If you thought impeccable-looking skin was the result of good products and a diligent skincare routine… well, you’d be right. But there’s another important factor that many of us forget: regularly cleaning our make-up brushes.
There’s a high chance you might be spreading bacteria across your face each day. Without a set of clean make-up brushes you can’t have nice and clean face.
“If you look after your brushes, they can last for years.”
Learning how to clean your make-up brushes correctly is very important for your skin. “Product can cake or dry in the bristles, meaning that they become less flexible and able to take up product, thus reducing the efficacy of the brush,” explains Julia Stewart, national training manager at Shiseido.
How often should you clean your make-up brushes?
Experts agree that any make-up brush that is being used on skin regularly should be cleaned at least once a week. Brushes that are used around the eyes can be cleaned less often.
What should I clean my make-up brushes with?
For natural hair brushes, use a gentle cleanser. A regular shampoo or baby shampoo is a great choice, mixed with warm water. The aim of brush cleaning is to banish bacteria.
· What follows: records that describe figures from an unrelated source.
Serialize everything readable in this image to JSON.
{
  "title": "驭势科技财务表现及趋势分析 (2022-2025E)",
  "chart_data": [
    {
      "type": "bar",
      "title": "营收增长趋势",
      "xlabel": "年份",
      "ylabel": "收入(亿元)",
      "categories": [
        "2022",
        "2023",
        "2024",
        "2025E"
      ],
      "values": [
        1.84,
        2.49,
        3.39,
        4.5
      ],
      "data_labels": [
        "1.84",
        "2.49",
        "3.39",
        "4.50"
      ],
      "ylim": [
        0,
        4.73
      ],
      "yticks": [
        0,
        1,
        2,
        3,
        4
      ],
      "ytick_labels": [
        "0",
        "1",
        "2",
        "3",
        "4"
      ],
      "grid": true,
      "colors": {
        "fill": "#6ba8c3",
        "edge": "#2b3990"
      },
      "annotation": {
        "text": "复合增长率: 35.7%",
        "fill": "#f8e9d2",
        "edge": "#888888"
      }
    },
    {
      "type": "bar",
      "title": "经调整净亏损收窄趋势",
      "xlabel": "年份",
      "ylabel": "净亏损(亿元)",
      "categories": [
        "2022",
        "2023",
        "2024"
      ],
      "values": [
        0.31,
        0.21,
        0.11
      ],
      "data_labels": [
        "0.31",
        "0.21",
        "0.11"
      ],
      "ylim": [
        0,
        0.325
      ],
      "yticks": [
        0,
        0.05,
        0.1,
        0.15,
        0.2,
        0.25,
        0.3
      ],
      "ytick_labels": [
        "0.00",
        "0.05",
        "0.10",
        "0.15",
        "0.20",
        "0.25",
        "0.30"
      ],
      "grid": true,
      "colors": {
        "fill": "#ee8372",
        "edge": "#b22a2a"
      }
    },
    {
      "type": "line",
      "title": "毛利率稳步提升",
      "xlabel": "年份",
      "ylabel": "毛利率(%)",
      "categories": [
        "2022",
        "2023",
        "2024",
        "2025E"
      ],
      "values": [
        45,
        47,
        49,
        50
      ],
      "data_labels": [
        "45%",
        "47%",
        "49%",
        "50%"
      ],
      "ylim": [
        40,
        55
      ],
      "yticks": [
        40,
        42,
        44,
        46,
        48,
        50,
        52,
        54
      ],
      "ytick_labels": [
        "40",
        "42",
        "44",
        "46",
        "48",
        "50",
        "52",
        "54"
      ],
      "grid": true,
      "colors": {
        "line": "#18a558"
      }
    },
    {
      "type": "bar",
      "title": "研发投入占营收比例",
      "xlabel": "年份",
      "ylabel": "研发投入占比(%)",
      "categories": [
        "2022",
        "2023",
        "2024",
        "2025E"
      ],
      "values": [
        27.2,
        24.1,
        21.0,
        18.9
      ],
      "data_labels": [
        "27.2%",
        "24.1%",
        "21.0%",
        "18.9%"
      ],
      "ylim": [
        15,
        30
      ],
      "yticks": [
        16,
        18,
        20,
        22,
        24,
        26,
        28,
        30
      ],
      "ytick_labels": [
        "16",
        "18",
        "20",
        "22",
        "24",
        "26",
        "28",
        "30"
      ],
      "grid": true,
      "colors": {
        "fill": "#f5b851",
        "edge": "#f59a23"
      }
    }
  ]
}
“For a heavily-used fluid foundation brush, I use an eco dishwashing liquid, being sure to rinse it out thoroughly,” Coombes explains. If that sounds a bit severe, try a simple castile soap, but be prepared to deploy a rigorous technique. “You will need to wash liquid foundation and lip brushes more thoroughly in order to lift the oil and wax from the bristles,” he adds.
What’s the right way to clean make-up brushes?
Brushes are best cleaned in the palm of your hand. First, wet the bristles in warm water and put a dollop of baby shampoo or your product of choice onto your hand. Then “massage the bristles with the head of the brush facing downwards,” explains Coombes. “For smaller brushes, place a small amount of cleanser into the cup of your hand and gently swirl, ensuring not to bend the base of the bristles,” Coombes explains.
“Once rinsed, gently flick the water out, wrap in kitchen roll or a towel, and lightly squeeze,” says Coombes. To increase the lifespan of your brushes, you also need to keep the ferrule (the piece of metal at the base of the brush) dry at all times. “Wetting the ferrule can mean that the bristles are loosened from the glue, resulting in shedding,” warns Stewart. “To avoid water seeping into the brushes while drying, lay them on a towel with one end rolled up, lifting the handles and leaving the bristles pointing downwards,” she advises.
When should you throw a make-up brush away?
If your make-up brush is starting to lose its shape, it might be time to say goodbye.